The previous description of the disclosed embodiments is provided to enable any person skilled in the art to make or use the present invention. Various modifications to these embodiments will be readily apparent to those skilled in the art, and the generic principles defined herein may be applied to other embodiments without departing from the spirit or scope of the invention. Thus, the present invention is not intended to be limited to the embodiments shown herein but is to be accorded the widest scope consistent with the principles and novel features disclosed herein.

Claims

1. A VMD function starting method is characterized in that the method is applied to a CPLD in a server, the server also comprises a controller, N CPUs and N connectors, the CPUs are in one-to-one correspondence with the connectors, N is a positive integer, and the VMD function starting method comprises the following steps:

2. The method for starting the VMD function according to claim 1, wherein the step of determining whether the device under test is an NVME hard disk includes:

acquiring the level of an IFDET signal end of the CPLD and the level of a PRSNT signal end;

judging whether the IFDET signal end is at a low level or not and the PRSNT signal end is at a high level;

and if so, judging that the equipment to be tested is the NVME hard disk.

3. The VMD function launching method of claim 2, further comprising:

4. The VMD function boot method according to claim 1, wherein before determining whether the device under test is an NVME hard disk, the method further comprises:

and when detecting that the interface signal at any one of the connectors is the in-place signal, entering a step of detecting the in-place signal generated after the device to be detected is connected with any one of the connectors.
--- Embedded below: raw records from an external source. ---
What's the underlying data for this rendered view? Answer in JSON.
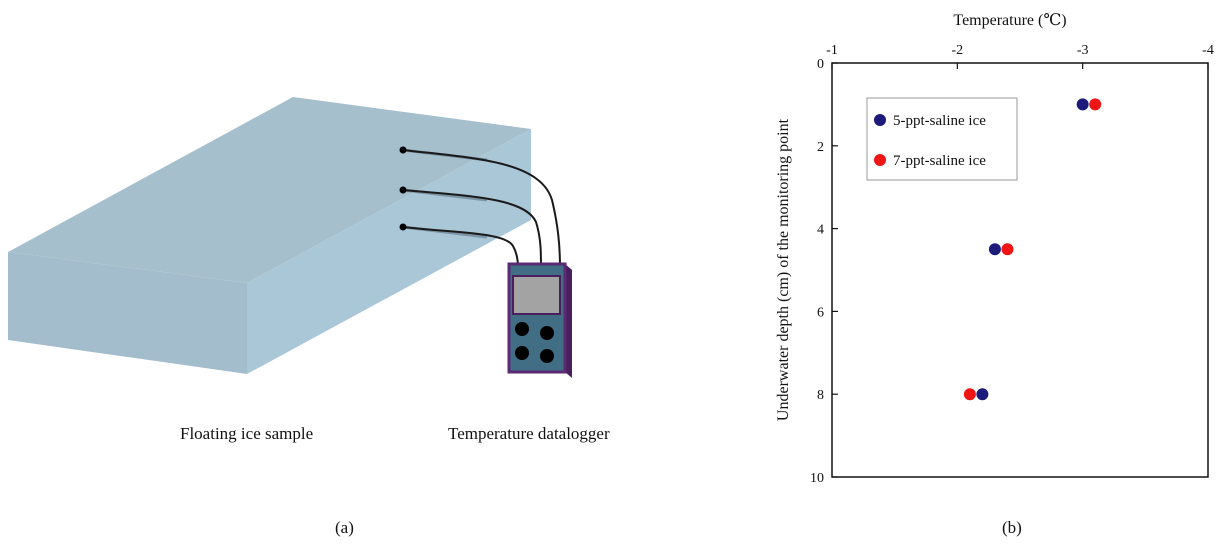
{
  "panel_a": {
    "label": "(a)",
    "ice_label": "Floating ice sample",
    "logger_label": "Temperature datalogger"
  },
  "panel_b": {
    "label": "(b)"
  },
  "colors": {
    "ice_top": "#a6bfcd",
    "ice_side": "#a9c7d6",
    "ice_front": "#a3bdcc",
    "device_frame": "#5a2a72",
    "device_body": "#416e85",
    "device_screen": "#a3a3a3",
    "series_5ppt": "#1c1b7c",
    "series_7ppt": "#f01414"
  },
  "chart_data": {
    "type": "scatter",
    "xlabel": "Temperature (℃)",
    "ylabel": "Underwater depth (cm) of the monitoring point",
    "xlim": [
      -1,
      -4
    ],
    "ylim": [
      0,
      10
    ],
    "x_axis_position": "top",
    "y_inverted": true,
    "xticks": [
      -1,
      -2,
      -3,
      -4
    ],
    "yticks": [
      0,
      2,
      4,
      6,
      8,
      10
    ],
    "grid": false,
    "legend_position": "upper-left",
    "series": [
      {
        "name": "5-ppt-saline ice",
        "color": "#1c1b7c",
        "points": [
          {
            "x": -3.0,
            "y": 1.0
          },
          {
            "x": -2.3,
            "y": 4.5
          },
          {
            "x": -2.2,
            "y": 8.0
          }
        ]
      },
      {
        "name": "7-ppt-saline ice",
        "color": "#f01414",
        "points": [
          {
            "x": -3.1,
            "y": 1.0
          },
          {
            "x": -2.4,
            "y": 4.5
          },
          {
            "x": -2.1,
            "y": 8.0
          }
        ]
      }
    ]
  }
}
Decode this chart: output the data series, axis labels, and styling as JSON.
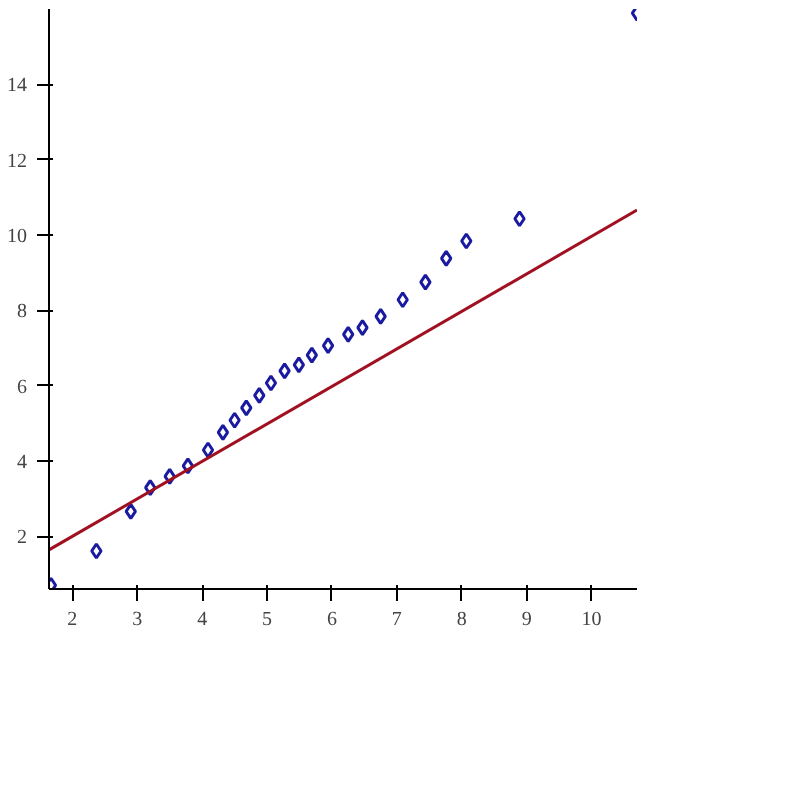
{
  "chart_data": {
    "type": "scatter",
    "x": [
      1.67,
      2.37,
      2.9,
      3.2,
      3.5,
      3.78,
      4.09,
      4.32,
      4.5,
      4.68,
      4.88,
      5.06,
      5.27,
      5.49,
      5.69,
      5.94,
      6.25,
      6.47,
      6.75,
      7.09,
      7.44,
      7.76,
      8.07,
      8.89,
      10.7
    ],
    "series": [
      {
        "color": "#1a1aa0",
        "marker": "diamond",
        "values": [
          0.7,
          1.61,
          2.66,
          3.29,
          3.59,
          3.87,
          4.29,
          4.76,
          5.08,
          5.41,
          5.74,
          6.07,
          6.39,
          6.55,
          6.81,
          7.06,
          7.36,
          7.54,
          7.84,
          8.28,
          8.75,
          9.38,
          9.84,
          10.43,
          15.89
        ]
      },
      {
        "type": "line",
        "color": "#a01020",
        "marker": "none",
        "x": [
          1.64,
          10.7
        ],
        "values": [
          1.64,
          10.66
        ]
      }
    ],
    "xlim": [
      1.64,
      10.7
    ],
    "ylim": [
      0.6,
      16
    ],
    "xticks": [
      2,
      3,
      4,
      5,
      6,
      7,
      8,
      9,
      10
    ],
    "yticks": [
      2,
      4,
      6,
      8,
      10,
      12,
      14
    ],
    "grid": false
  }
}
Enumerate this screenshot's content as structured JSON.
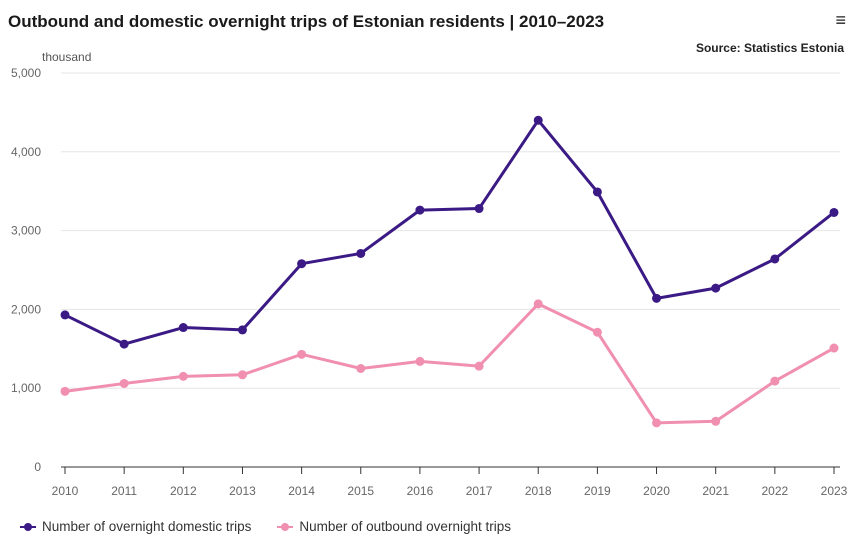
{
  "header": {
    "title": "Outbound and domestic overnight trips of Estonian residents | 2010–2023",
    "source": "Source: Statistics Estonia",
    "menu_icon": "hamburger-menu-icon"
  },
  "chart_data": {
    "type": "line",
    "title": "Outbound and domestic overnight trips of Estonian residents | 2010–2023",
    "ylabel": "thousand",
    "xlabel": "",
    "x": [
      "2010",
      "2011",
      "2012",
      "2013",
      "2014",
      "2015",
      "2016",
      "2017",
      "2018",
      "2019",
      "2020",
      "2021",
      "2022",
      "2023"
    ],
    "ylim": [
      0,
      5000
    ],
    "yticks": [
      "0",
      "1,000",
      "2,000",
      "3,000",
      "4,000",
      "5,000"
    ],
    "ytick_values": [
      0,
      1000,
      2000,
      3000,
      4000,
      5000
    ],
    "grid": true,
    "legend_position": "bottom-left",
    "series": [
      {
        "name": "Number of overnight domestic trips",
        "color": "#3b1a85",
        "values": [
          1930,
          1560,
          1770,
          1740,
          2580,
          2710,
          3260,
          3280,
          4400,
          3490,
          2140,
          2270,
          2640,
          3230
        ]
      },
      {
        "name": "Number of outbound overnight trips",
        "color": "#f08fb0",
        "values": [
          960,
          1060,
          1150,
          1170,
          1430,
          1250,
          1340,
          1280,
          2070,
          1710,
          560,
          580,
          1090,
          1510
        ]
      }
    ]
  }
}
5. The VMD function launching method of claim 1, further comprising, before sending the bit signal and the address information to a controller:

determining the port type of the equipment to be tested;

sending the bit signal and the address information to a controller, comprising:

6. The VMD function launching method of claim 1, further comprising:

7. The VMD function startup method of any one of claims 1 to 6, wherein determining address information of a CPU corresponding to the connector connected to the device under test comprises:

acquiring address signals generated by peripheral circuits of the CPUs;

8. A VMD function initiator, comprising:

a memory for storing a computer program;

CPLD for implementing, when executing said computer program, the steps of the VMD function initiation method according to any of claims 1 to 7.

9. A server, comprising a controller, N CPUs and N connectors, and further comprising the VMD function starting apparatus according to claim 8, wherein the CPUs correspond to the connectors one to one, and N is a positive integer;

the N CPUs are connected with the connectors corresponding to the N CPUs;

the controller is respectively connected with the N CPUs;

10. A computer-readable storage medium, characterized in that a computer program is stored thereon, which, when being executed by a processor, carries out the steps of the VMD function startup method according to any one of claims 1 to 7.